Él decía que la pérdida del bebé no era su culpa.

Pero nunca dijo, ni una sola vez, que la culpa no era de su mamá.

—¿Cómo te va, señorita Aliotti?

Bellona tomó el pañuelo que el doctor le ofreció y recién se dio cuenta de que ya estaba llorando, desconsolada.

—Veo que no estás bien. ¿Por qué no descansas un poco, esperas a estar más tranquila...?

—No necesito pensarlo con tranquilidad.

Bellona se secó las lágrimas, su tono firme.

—Lo voy a hacer.

Antes de perder el conocimiento por la anestesia, Bellona miró al doctor, medio inconsciente.

—Bebé, ¿te va a doler?

El doctor se quedó en silencio, sin decir palabra.

Bellona se quedó profundamente dormida.

Cuando despertó, ya habían pasado varias horas.

Tras recuperar algo de fuerzas, se levantó y salió.

Cuando pasó por la sala de ginecología, sus pasos se detuvieron.

No muy lejos, Roberto salía de la consulta con Nadia.

—¿Lo sientes? El bebé te está saludando, gracias papá por proteger a mamá y al bebé.

Nadia le tomó la mano a Roberto y la puso sobre su abdomen, con los ojos rojos.

—Roberto, recién me dolió el estómago, casi me muero del susto.

—No seas boba. Roberto le dio un beso en la frente. —No dejaré que te pase nada a ti ni al bebé.

Nadia se acurrucó en su pecho, y justo en ese momento, sus miradas se cruzaron con la de Bellona.

Nadia sonrió, su mirada satisfecha, y subió la voz con intenciones claras.

—Entonces, ¿te quedas conmigo esta noche?

Roberto guardó silencio.

—Aún puedes acompañarla a ver los fuegos artificiales muchas veces. Pero nuestro bebé va a nacer pronto, y si me duele el estómago otra vez...

—Roberto, de verdad estoy muy asustada.

Después de un largo rato, Roberto finalmente cedió:

—Okey.

—Sabía que me quieres.

Bellona observó cómo se alejaban, con una mirada tan fría como el hielo.

El tema estuvo en las tendencias de búsqueda durante 22 días.

Toda la ciudad esperaba ver los fuegos artificiales que Roberto había preparado para ella, a las siete de la noche.

Roberto sabía lo que pasaba, pero decidió dejarla sola.

Bellona sacó su celular y le mandó el último mensaje a Roberto.
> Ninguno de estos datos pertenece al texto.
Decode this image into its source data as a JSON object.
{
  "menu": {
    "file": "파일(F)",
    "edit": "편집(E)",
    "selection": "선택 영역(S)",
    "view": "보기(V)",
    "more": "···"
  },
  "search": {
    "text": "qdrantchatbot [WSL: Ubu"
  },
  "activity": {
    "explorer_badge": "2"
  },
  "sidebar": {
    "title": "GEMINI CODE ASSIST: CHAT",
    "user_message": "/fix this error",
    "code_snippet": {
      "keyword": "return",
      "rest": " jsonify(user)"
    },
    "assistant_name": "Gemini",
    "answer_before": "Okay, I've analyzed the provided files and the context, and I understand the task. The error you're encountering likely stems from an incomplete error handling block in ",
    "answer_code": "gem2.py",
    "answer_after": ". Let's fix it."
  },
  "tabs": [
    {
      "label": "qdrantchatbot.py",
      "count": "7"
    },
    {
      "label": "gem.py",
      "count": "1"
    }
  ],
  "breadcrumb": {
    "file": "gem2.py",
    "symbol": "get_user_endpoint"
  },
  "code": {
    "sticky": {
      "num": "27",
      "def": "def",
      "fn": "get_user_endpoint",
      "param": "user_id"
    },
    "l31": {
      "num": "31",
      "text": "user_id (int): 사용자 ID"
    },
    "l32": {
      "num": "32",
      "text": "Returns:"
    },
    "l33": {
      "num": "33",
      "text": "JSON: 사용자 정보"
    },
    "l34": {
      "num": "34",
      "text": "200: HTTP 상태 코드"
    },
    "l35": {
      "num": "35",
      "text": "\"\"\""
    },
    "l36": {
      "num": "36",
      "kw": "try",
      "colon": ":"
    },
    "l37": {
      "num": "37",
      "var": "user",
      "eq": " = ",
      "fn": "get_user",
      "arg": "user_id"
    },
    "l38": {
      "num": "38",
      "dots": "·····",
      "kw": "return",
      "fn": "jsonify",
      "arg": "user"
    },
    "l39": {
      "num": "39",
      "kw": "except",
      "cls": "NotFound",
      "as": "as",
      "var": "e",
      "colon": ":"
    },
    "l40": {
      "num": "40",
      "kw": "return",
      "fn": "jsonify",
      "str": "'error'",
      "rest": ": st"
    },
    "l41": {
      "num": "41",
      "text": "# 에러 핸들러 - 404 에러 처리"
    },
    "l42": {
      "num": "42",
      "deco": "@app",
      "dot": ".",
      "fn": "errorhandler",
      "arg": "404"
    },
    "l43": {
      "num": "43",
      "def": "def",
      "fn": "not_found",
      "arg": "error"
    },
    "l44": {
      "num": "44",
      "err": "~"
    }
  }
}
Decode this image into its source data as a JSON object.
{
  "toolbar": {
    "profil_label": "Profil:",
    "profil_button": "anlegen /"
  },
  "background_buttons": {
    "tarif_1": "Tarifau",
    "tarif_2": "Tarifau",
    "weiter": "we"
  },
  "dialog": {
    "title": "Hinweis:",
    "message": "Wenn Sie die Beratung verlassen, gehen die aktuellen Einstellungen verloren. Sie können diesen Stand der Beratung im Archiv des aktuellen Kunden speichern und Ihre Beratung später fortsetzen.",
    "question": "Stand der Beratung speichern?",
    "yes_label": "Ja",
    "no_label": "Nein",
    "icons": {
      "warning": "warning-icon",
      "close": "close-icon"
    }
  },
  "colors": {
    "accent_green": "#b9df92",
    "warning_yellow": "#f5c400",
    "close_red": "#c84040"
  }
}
—La sorpresa que te preparé ya está lista.

Luego apagó su celular, lo entregó al repartidor y escribió la dirección de la casa de la familia Hester.

A las siete.

Los voladores estallaron en el cielo tal y como estaba previsto, brillantes y hermosos.

Mientras todos gritaban, emocionados, Bellona arrastró su maleta y subió al avión, sin mirar atrás.